Carlos Sainz y Lando Norris llevaban saliendo en secreto desde hacía poco más de seis meses. Su relación era un oasis de calma en medio del caos que significaba el mundo de la Fórmula 1. A ambos les encantaba pasar tiempo juntos, aunque eso significara viajar de un lado a otro del mundo, escondiéndose de las cámaras y la atención constante de los medios.
Una tarde, mientras estaban en la casa de Carlos en Madrid durante un raro fin de semana libre, decidieron salir a dar un paseo por el parque cercano. Querían disfrutar del buen tiempo y de la tranquilidad de estar lejos de los circuitos. Mientras caminaban por el sendero arbolado, Lando se detuvo de repente, con los ojos clavados en un arbusto cercano.
—¿Qué pasa? —preguntó Carlos, mirando en la misma dirección.
Lando señaló con una sonrisa emocionada. Entre las hojas y ramas, un pequeño cachorro de pelaje dorado asomaba la cabeza, temblando ligeramente. Estaba sucio y parecía perdido. Lando se agachó lentamente, extendiendo la mano hacia el cachorro, que lo miró con ojos asustados pero curiosos.
—Ven aquí, pequeñín —murmuró Lando con suavidad.
El cachorro, después de unos segundos de duda, se acercó a Lando, olisqueando su mano antes de lamerla tímidamente. Lando sonrió de oreja a oreja, mientras Carlos se agachaba a su lado, observando al animal con preocupación.

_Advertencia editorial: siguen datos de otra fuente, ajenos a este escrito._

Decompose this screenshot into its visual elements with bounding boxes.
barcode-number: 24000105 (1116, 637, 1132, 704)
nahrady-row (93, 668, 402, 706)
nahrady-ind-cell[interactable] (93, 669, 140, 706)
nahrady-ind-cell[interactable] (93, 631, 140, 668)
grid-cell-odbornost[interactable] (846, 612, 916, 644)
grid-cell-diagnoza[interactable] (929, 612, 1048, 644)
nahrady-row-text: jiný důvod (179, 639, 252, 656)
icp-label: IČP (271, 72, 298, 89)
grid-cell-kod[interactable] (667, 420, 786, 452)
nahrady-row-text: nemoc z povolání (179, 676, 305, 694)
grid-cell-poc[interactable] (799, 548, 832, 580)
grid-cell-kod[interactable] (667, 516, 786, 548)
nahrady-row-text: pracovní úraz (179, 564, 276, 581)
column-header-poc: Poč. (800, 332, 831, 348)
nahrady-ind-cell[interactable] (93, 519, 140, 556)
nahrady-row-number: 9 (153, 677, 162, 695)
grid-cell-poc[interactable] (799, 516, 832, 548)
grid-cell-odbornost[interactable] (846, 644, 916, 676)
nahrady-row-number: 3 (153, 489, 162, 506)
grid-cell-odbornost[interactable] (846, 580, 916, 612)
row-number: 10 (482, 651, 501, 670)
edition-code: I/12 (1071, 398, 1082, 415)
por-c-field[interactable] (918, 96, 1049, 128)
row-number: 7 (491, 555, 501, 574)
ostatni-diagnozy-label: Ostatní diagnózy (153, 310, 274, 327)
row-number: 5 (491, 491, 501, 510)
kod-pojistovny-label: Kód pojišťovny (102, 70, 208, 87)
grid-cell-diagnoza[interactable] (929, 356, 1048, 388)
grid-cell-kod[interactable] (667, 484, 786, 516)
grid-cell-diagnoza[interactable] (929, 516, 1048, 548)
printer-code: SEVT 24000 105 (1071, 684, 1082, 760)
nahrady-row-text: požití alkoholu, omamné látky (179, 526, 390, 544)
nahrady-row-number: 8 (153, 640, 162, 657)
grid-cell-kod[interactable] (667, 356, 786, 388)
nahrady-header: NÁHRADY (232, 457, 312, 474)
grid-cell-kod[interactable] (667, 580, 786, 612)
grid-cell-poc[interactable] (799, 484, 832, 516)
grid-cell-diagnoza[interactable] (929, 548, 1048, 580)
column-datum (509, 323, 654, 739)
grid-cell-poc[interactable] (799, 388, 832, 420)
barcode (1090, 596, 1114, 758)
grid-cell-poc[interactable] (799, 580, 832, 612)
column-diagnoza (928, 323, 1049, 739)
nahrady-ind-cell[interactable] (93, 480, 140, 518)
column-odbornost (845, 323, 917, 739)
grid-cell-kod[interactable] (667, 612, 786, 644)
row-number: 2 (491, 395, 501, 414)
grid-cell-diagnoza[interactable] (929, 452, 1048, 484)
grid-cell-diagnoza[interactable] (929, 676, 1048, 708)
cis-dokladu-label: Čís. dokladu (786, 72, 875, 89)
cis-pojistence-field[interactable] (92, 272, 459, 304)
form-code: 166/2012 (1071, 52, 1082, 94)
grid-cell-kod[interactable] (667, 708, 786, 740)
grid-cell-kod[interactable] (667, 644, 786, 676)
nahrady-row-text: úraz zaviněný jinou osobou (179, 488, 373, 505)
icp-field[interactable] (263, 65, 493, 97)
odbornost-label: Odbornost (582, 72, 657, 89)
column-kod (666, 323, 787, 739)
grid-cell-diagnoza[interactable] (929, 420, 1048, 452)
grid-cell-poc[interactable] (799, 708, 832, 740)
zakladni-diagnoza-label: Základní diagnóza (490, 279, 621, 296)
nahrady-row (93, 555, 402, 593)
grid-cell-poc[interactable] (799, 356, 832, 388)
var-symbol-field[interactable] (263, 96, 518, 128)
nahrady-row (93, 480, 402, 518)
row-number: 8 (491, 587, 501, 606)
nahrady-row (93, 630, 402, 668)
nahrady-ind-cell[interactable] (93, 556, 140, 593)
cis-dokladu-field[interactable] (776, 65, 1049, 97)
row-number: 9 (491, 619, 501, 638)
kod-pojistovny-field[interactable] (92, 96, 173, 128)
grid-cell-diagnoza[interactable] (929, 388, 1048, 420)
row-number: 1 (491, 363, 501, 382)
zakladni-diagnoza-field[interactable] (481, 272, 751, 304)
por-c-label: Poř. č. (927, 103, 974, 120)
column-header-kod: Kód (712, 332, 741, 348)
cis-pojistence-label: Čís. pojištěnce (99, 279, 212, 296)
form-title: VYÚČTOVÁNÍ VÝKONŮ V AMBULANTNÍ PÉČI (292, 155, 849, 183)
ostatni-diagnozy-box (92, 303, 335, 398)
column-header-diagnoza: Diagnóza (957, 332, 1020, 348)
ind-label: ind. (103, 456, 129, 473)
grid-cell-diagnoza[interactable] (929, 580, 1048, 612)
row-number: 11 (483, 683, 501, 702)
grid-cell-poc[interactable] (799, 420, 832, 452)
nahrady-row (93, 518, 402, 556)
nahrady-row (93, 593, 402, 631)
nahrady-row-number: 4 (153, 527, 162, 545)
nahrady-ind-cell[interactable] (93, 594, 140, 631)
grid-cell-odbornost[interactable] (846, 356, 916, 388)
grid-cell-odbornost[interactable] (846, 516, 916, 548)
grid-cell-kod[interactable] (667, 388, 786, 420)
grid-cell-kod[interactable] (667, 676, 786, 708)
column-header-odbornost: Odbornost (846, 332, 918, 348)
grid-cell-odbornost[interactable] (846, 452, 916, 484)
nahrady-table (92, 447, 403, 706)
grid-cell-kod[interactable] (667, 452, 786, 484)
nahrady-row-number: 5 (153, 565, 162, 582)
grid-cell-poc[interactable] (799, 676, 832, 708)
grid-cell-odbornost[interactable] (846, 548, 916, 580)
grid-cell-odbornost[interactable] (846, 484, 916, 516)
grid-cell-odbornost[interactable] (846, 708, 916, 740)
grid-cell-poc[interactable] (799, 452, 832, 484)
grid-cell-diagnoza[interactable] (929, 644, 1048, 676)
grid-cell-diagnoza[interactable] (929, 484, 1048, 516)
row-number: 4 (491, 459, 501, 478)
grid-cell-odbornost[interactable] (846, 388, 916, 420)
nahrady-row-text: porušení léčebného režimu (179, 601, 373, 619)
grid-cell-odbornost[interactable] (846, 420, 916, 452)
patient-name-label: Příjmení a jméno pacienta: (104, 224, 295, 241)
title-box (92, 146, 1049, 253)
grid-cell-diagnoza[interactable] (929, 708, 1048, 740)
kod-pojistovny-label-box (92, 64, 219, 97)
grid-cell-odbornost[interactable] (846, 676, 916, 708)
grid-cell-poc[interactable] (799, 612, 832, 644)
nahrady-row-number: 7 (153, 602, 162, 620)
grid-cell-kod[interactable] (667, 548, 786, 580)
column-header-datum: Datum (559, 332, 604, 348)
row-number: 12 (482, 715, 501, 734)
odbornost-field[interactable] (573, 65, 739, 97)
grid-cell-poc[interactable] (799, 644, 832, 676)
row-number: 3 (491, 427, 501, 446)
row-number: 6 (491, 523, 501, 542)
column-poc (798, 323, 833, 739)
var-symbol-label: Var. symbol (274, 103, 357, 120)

—Debe haberse perdido —comentó Carlos, acariciando la cabeza del cachorro—. No parece tener collar.
Lando miró a Carlos con una expresión que él conocía demasiado bien: la mirada que significaba que Lando ya se había encariñado y que no iba a dejar al cachorro allí solo.
—Carlos, no podemos dejarlo aquí —dijo Lando, sus ojos suplicantes—. ¡Míralo! Está asustado y solo.
Carlos suspiró, sabiendo que la decisión ya estaba tomada. Él también sentía un nudo en el corazón al ver al cachorro en ese estado.
—Vale —cedió, con una sonrisa—. Lo llevamos a casa y lo cuidamos hasta que encontremos a su dueño.
Lando asintió rápidamente, recogiendo al cachorro en sus brazos. El pequeño perro se acurrucó contra su pecho, pareciendo ya más tranquilo. Carlos no pudo evitar sonreír al ver la felicidad en el rostro de Lando mientras acariciaba suavemente al animalito.
De regreso a casa, se dedicaron a limpiar al cachorro y darle algo de comida. El pequeño perro se mostró agradecido, moviendo su cola con entusiasmo cada vez que uno de los dos se acercaba. Carlos se dio cuenta de que, aunque habían acordado temporalmente cuidar al cachorro, Lando ya había decidido que ese perro iba a formar parte de sus vidas.
Esa noche, mientras estaban acurrucados en el sofá, con el cachorro dormido en una manta a su lado, Lando levantó la mirada hacia Carlos.
—¿Qué nombre le ponemos? —preguntó en un susurro, como si no quisiera despertar al pequeño animal.
Carlos sonrió, sabiendo que este era el comienzo de una nueva etapa para ellos.
—¿Qué te parece "Turbo"? —sugirió, riendo levemente—. Va acorde con nuestra vida.
Lando se rió también, asintiendo con entusiasmo.
—Me encanta —dijo, apoyando su cabeza en el hombro de Carlos—. Turbo.
Desde ese día, Turbo se convirtió en una parte fundamental de su relación. El pequeño cachorro trajo aún más alegría a sus vidas, llenando los momentos que compartían en casa con risas y juegos. Con Turbo a su lado, Lando y Carlos encontraron una nueva forma de conectarse, cuidando juntos de su nuevo amigo peludo.
Y aunque el mundo exterior no sabía de su relación, dentro de las paredes de esa casa, con Turbo corriendo por el jardín y ellos dos riendo como nunca, Carlos y Lando sabían que, juntos, habían encontrado algo verdaderamente especial.